パルコの子会社でオンラインショッピングモールや顧客向けのメールマガジン発行などを手掛けるパルコ・シティ(東京・渋谷区)は「ペルソナ」を用いて、ショッピングサイト「PARCO-CITY」の利用者像の確認に取り組んでいる。ペルソナとは、定量的・定性的な情報を基に構築する架空の顧客像だ。詳細なプロフィールを作り込むことで顧客への共感を深めたり、顧客像を共有して担当者間の意思疎通を容易にしたりする。近年、ペルソナをマーケティングに用いる企業が増えている(関連記事1関連記事2関連記事3)。

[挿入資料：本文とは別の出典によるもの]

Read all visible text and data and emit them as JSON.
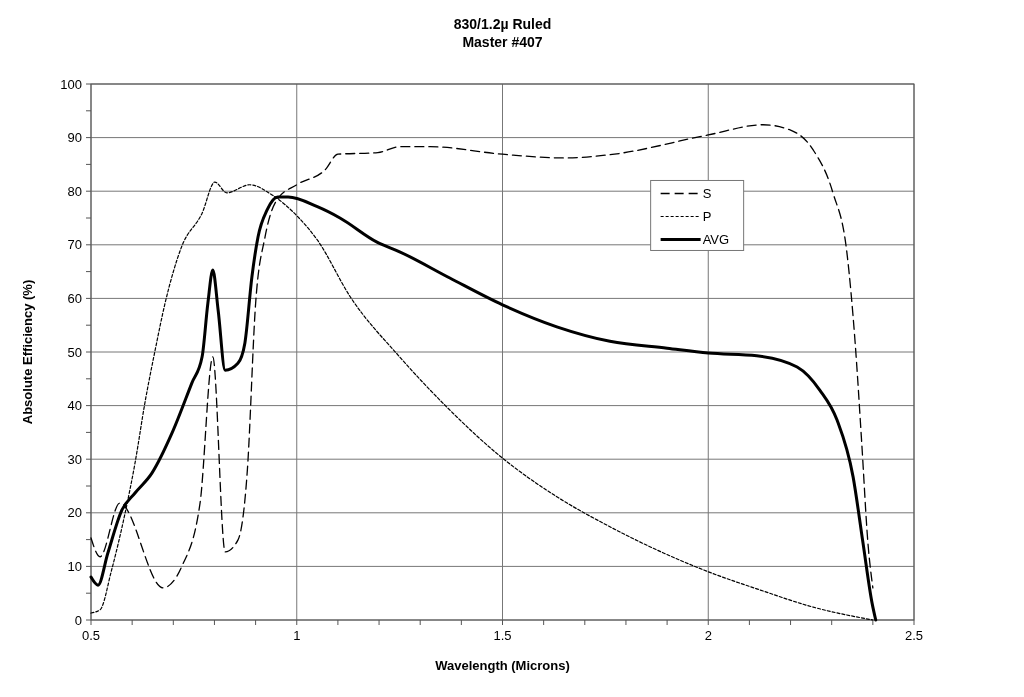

 PARCO-CITY利用者のペルソナ構築は2008年9月、マーケティング・コンサルティング会社のライフメディア(東京・港区)が担当した。同社は46万人のモニターから調査に向いた属性を持つ人を選び出し、オンラインでインタビューを行ってペルソナ像を作り上げる「ペルソナ・アイ」というサービスを提供している。手間のかかるインタビューにオンラインを使うことで、短期間でコストも低く抑えて実施できるのが特徴だ。

 パルコ・シティ向けに構築したペルソナには「田中理央さん」という具体的な名前を付けた。ペルソナシートと呼ばれる資料には、年齢や職業、住所、仕事、趣味などの設定が細かく、分かりやすく記されている。「趣味は海外旅行。大学時代から年に1~2回は友人と様々な地域へ旅行しています」といった具合だ。

 パルコ・シティの守永史郎取締役は「想定していた顧客像とほぼ同じ。具体的な設定を作り込み、1枚の紙にまとめることで、分かりやすさが生まれる。サイト構築に携わるメンバーで共有していく」と話す。今後のウェブサイト運営の参考にしていくという。